AGING - Why Do We Resent it?
Have you ever looked in the mirror and wondered who this older person is? Often our faces don’t match how we feel. A couple of years ago, after years of looking at myself to shave every morning I really looked and was shocked to see not my familiar face looking back at me but instead that of my Dad. Yikes.
I like Buddhist teaching because it tells us that we are merely on a journey— it tells us when we die we will be forgotten, our words will be forgotten, the people who loved us will remember us and maybe pass an occasional story onto relatives we’ll never meet on the mortal plain, but eventually those people will die off and soon we’re an asterisk on ancestry search.
Frightening?
No- enlightening.
We are like the river, thousands of droplets of water flowing through shifts and turns, we are racing by on our journey and rather than worrying about our legacy we should worry about being present in the now.
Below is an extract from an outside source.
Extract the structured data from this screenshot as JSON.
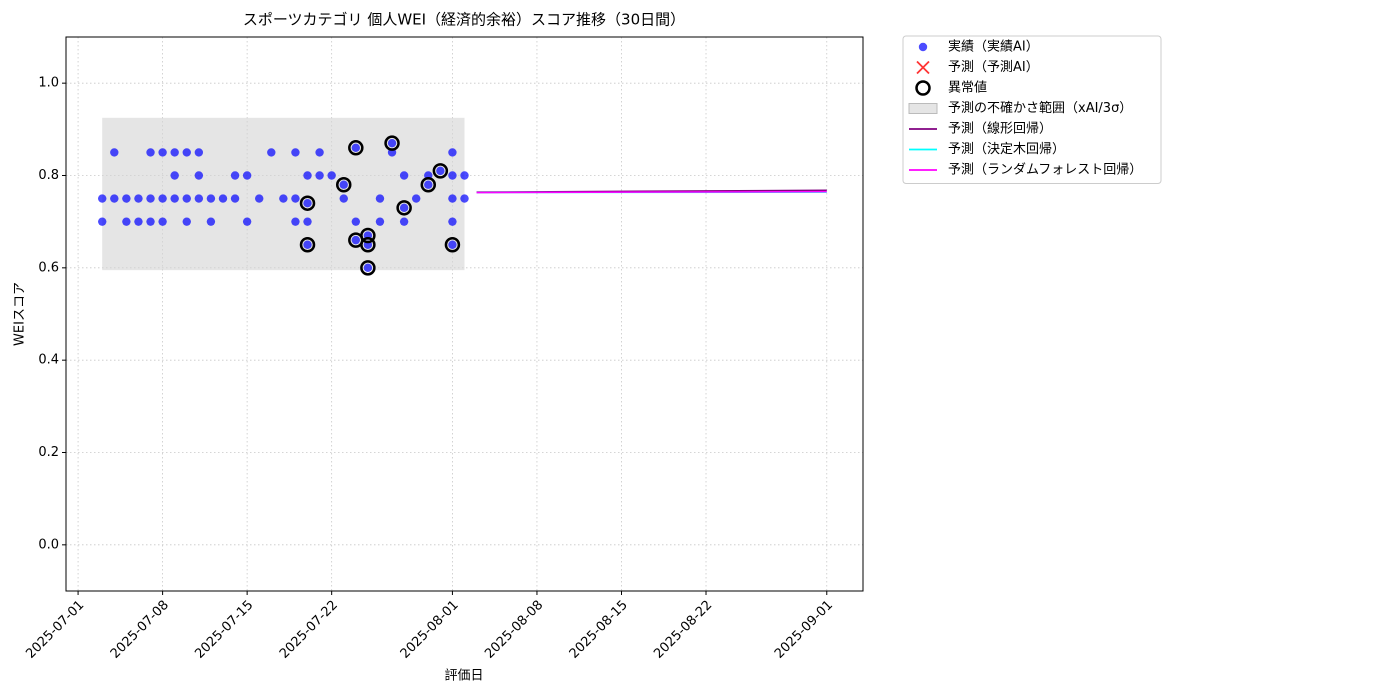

Why do we embrace youth and fear aging? Why do we get angry when our hair turns gray or our body struggles a bit more. Maybe a few years ago we could run up a flight of steps without a second thought and now we need the railing, or maybe even the elevator.
Look at what your body has done for you all these years and appreciate it. It’s served you since childhood games in the school yard up through high school sports and activities.
It doesn’t matter that the miles put on it cause wear, we cannot go back, but we can do the best we can to keep things working. We can live in the now and embrace what we can still do.
I feel for people who have let themselves go— it’s harder to get it back than it is to maintain it.
We are sure of who we are and we have nothing to prove after walking through decades of experiences.